Bonnie Ora Kellner was born May 18, 1945 in New Bedford, Mass., And grew up primarily in Montclair, NJ. Her father, Sydney, was the regional director of the American Jewish Committee and lecturer in art and archeology, and her mother, Eleanor (Lipskin) Kellner, taught in first grade.
His father worked with various organizations promoting cooperation between people of different religious and ethnic backgrounds, which brought him into contact with important figures. A rally brought Eleanor Roosevelt to Montclair, which made an impression on young Bonnie.

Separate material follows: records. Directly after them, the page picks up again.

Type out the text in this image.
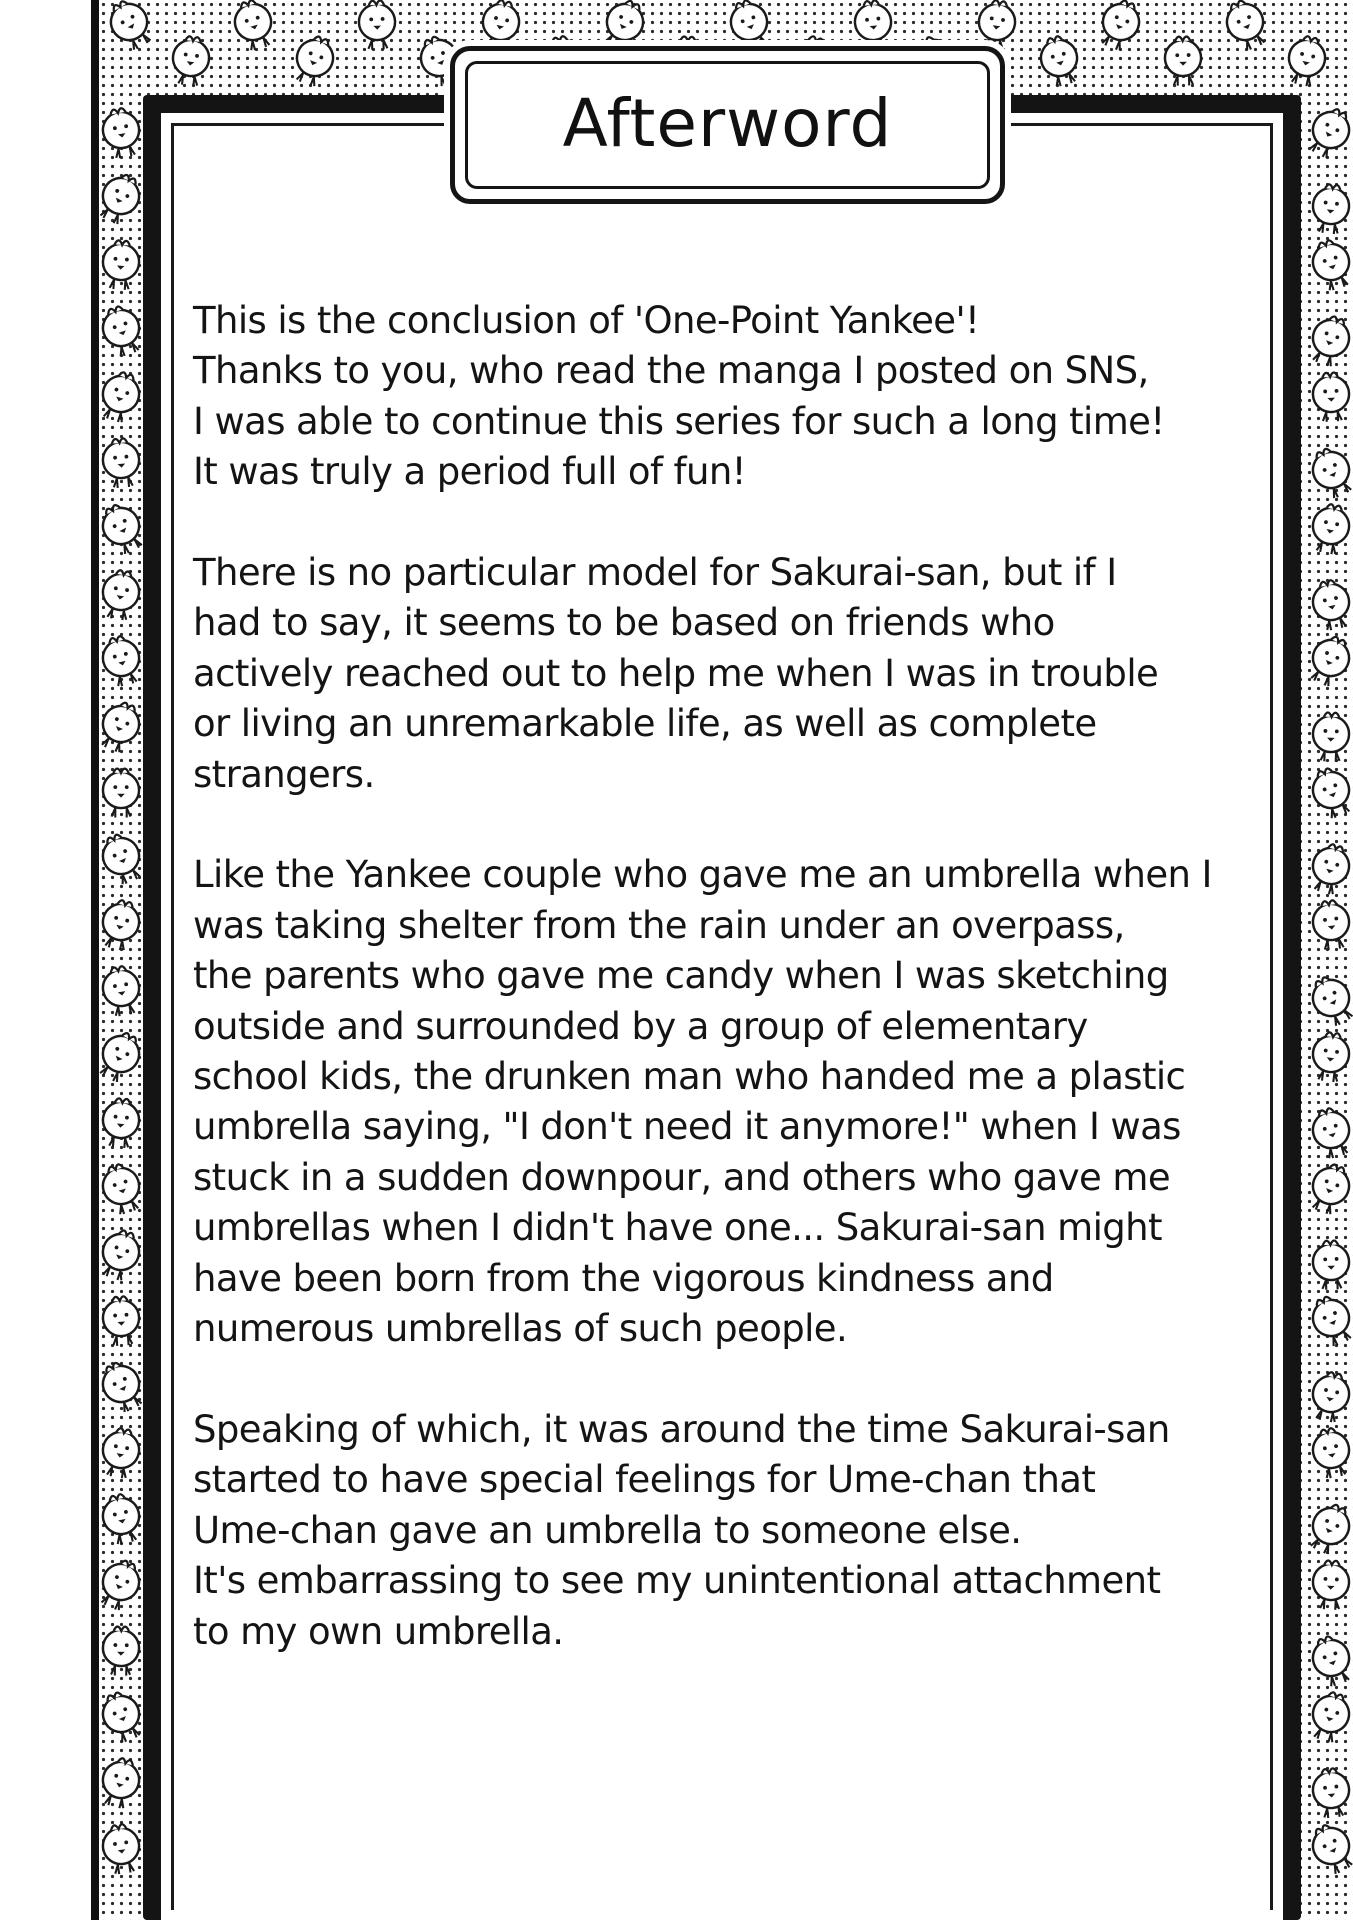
Afterword

This is the conclusion of 'One-Point Yankee'!
Thanks to you, who read the manga I posted on SNS,
I was able to continue this series for such a long time!
It was truly a period full of fun!

There is no particular model for Sakurai-san, but if I
had to say, it seems to be based on friends who
actively reached out to help me when I was in trouble
or living an unremarkable life, as well as complete
strangers.

Like the Yankee couple who gave me an umbrella when I
was taking shelter from the rain under an overpass,
the parents who gave me candy when I was sketching
outside and surrounded by a group of elementary
school kids, the drunken man who handed me a plastic
umbrella saying, "I don't need it anymore!" when I was
stuck in a sudden downpour, and others who gave me
umbrellas when I didn't have one... Sakurai-san might
have been born from the vigorous kindness and
numerous umbrellas of such people.

Speaking of which, it was around the time Sakurai-san
started to have special feelings for Ume-chan that
Ume-chan gave an umbrella to someone else.
It's embarrassing to see my unintentional attachment
to my own umbrella.
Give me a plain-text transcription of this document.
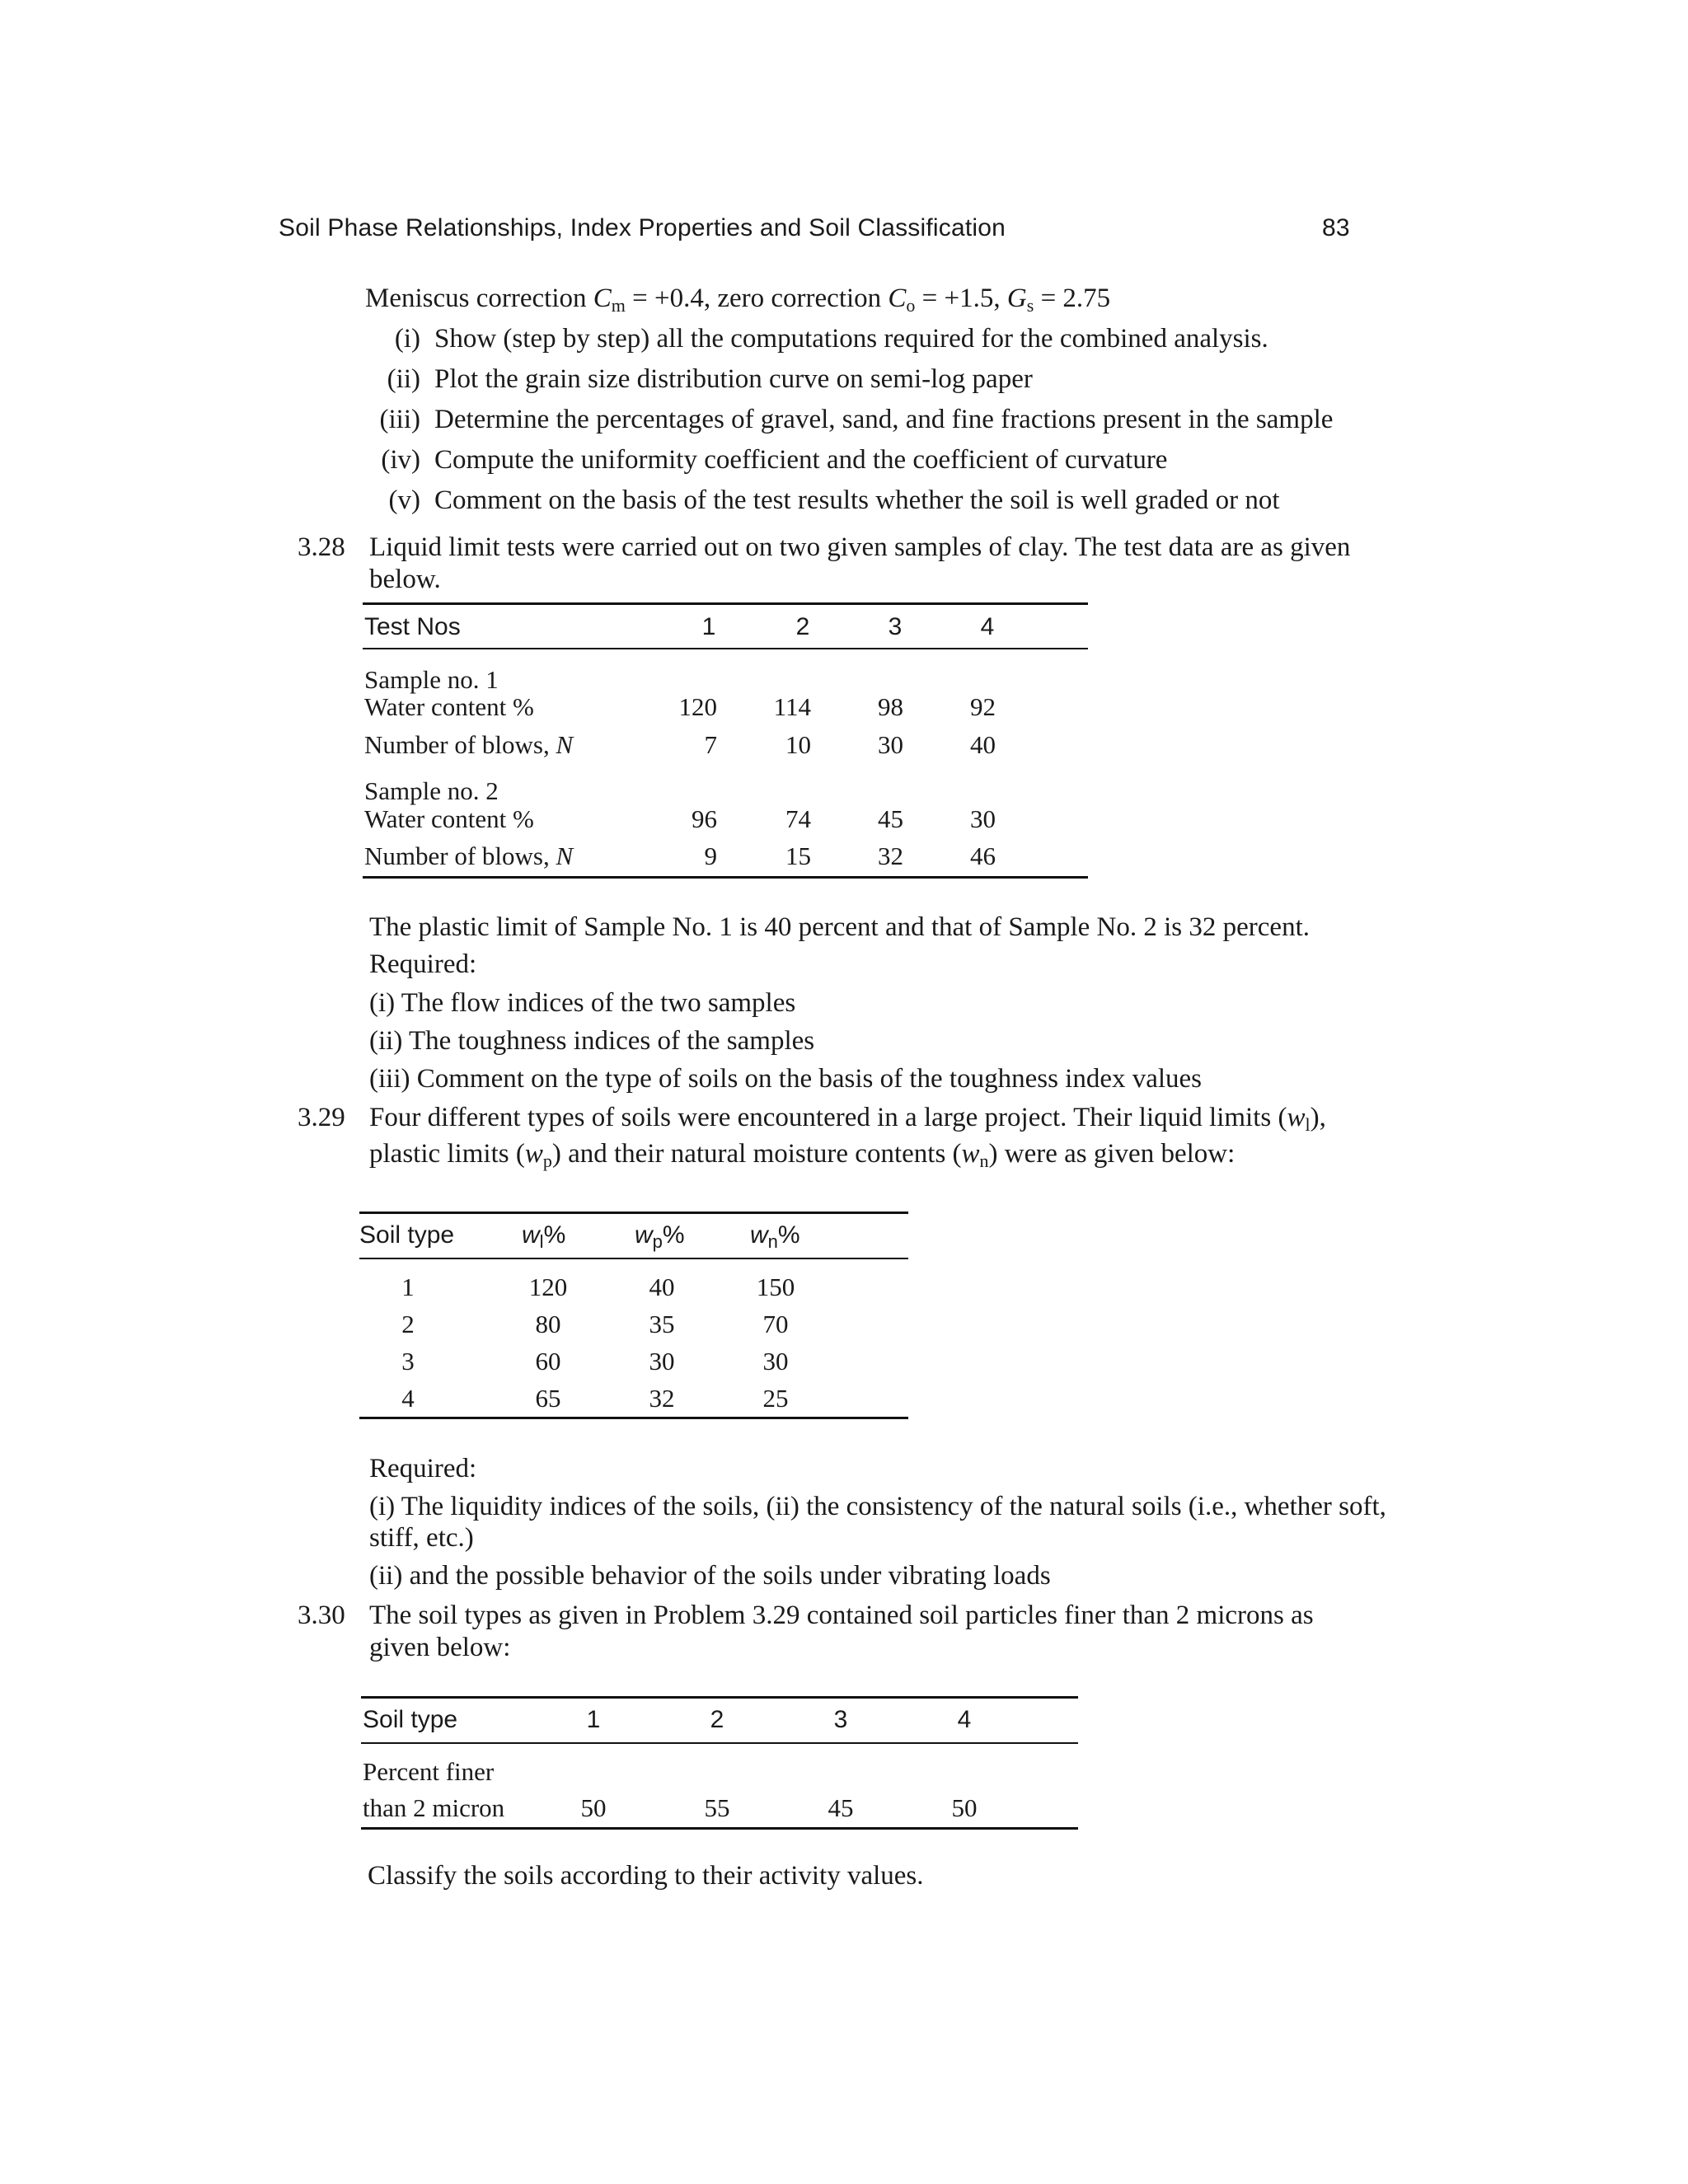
Soil Phase Relationships, Index Properties and Soil Classification	83
Meniscus correction $C_m = +0.4$, zero correction $C_o = +1.5$, $G_s = 2.75$
(i) Show (step by step) all the computations required for the combined analysis.
(ii) Plot the grain size distribution curve on semi-log paper
(iii) Determine the percentages of gravel, sand, and fine fractions present in the sample
(iv) Compute the uniformity coefficient and the coefficient of curvature
(v) Comment on the basis of the test results whether the soil is well graded or not
3.28 Liquid limit tests were carried out on two given samples of clay. The test data are as given
below.
Test Nos	1	2	3	4
Sample no. 1
Water content %	120	114	98	92
Number of blows, N	7	10	30	40
Sample no. 2
Water content %	96	74	45	30
Number of blows, N	9	15	32	46
The plastic limit of Sample No. 1 is 40 percent and that of Sample No. 2 is 32 percent.
Required:
(i) The flow indices of the two samples
(ii) The toughness indices of the samples
(iii) Comment on the type of soils on the basis of the toughness index values
3.29 Four different types of soils were encountered in a large project. Their liquid limits $(w_l)$,
plastic limits $(w_p)$ and their natural moisture contents $(w_n)$ were as given below:
Soil type	$w_l\%$	$w_p\%$	$w_n\%$
1	120	40	150
2	80	35	70
3	60	30	30
4	65	32	25
Required:
(i) The liquidity indices of the soils, (ii) the consistency of the natural soils (i.e., whether soft,
stiff, etc.)
(ii) and the possible behavior of the soils under vibrating loads
3.30 The soil types as given in Problem 3.29 contained soil particles finer than 2 microns as
given below:
Soil type	1	2	3	4
Percent finer
than 2 micron	50	55	45	50
Classify the soils according to their activity values.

“After the meeting he had to drive her home,” Ms. Sherk recalled last year in an interview conducted for “My life in art”, a series curated by the SITE Sante Fee art space, “so my older sister sat in the front seat with her, and I sat in the back seat, and we took her back to New York.
She studied art at Rutgers University, where artist Robert Watts, a professor there, trained her in the avant-garde Fluxus movement. In the late 1960s, after graduating, she traveled to San Francisco with her then-husband David Sherk. (The marriage ended in divorce.)
Another early art series saw the light of day in 1970 when, at the Army Street interchange that she would later help transform, she noticed a land littered with water and soggy with runoff, with an upholstered chair stuck in the middle of the debris.
“I immediately realized this was a wonderful opportunity to demonstrate how a seated human figure could transform the environment just by being there” she said in an interview with the Berkeley Art Museum and the Pacific Film Archive. “I went home and put on an evening dress and came back and waded in the water and sat in the chair for a while, facing the audience of people in the cars that were happening. “
She then sat in armchairs in the Financial District and various other places around the city, calling it her “Sitting Still Series”.
In her art and in her daily life, her sister Rachel Binah said, she was flashy, theatrical and unpredictable.
“She loved the costumes – in performances and in everyday life,” Ms. Binah said via email. “When she worked nights at Andy’s Donut Shop in the Castro neighborhood of San Francisco, she wore a big puffy wig and a pink waitress costume.” And, she added, “When the women around her were shaving or not shaving their legs, Bonnie shaved one leg and one armpit.”
Mrs. Sherk is survived by her sisters.
There was serious thinking behind his work, especially when it came to ecological themes. In the 1980s, she began to develop what she called Living libraries and Think Parks, small plots and nature trails in San Francisco and elsewhere that invited the community to uncover a particular place’s past and help cultivate its future. Lots of people, she said in a 2013 interview with the SFAQ magazine, “do not be surprised at the wealth that surrounds them”.
“We have to learn to find out,” she said.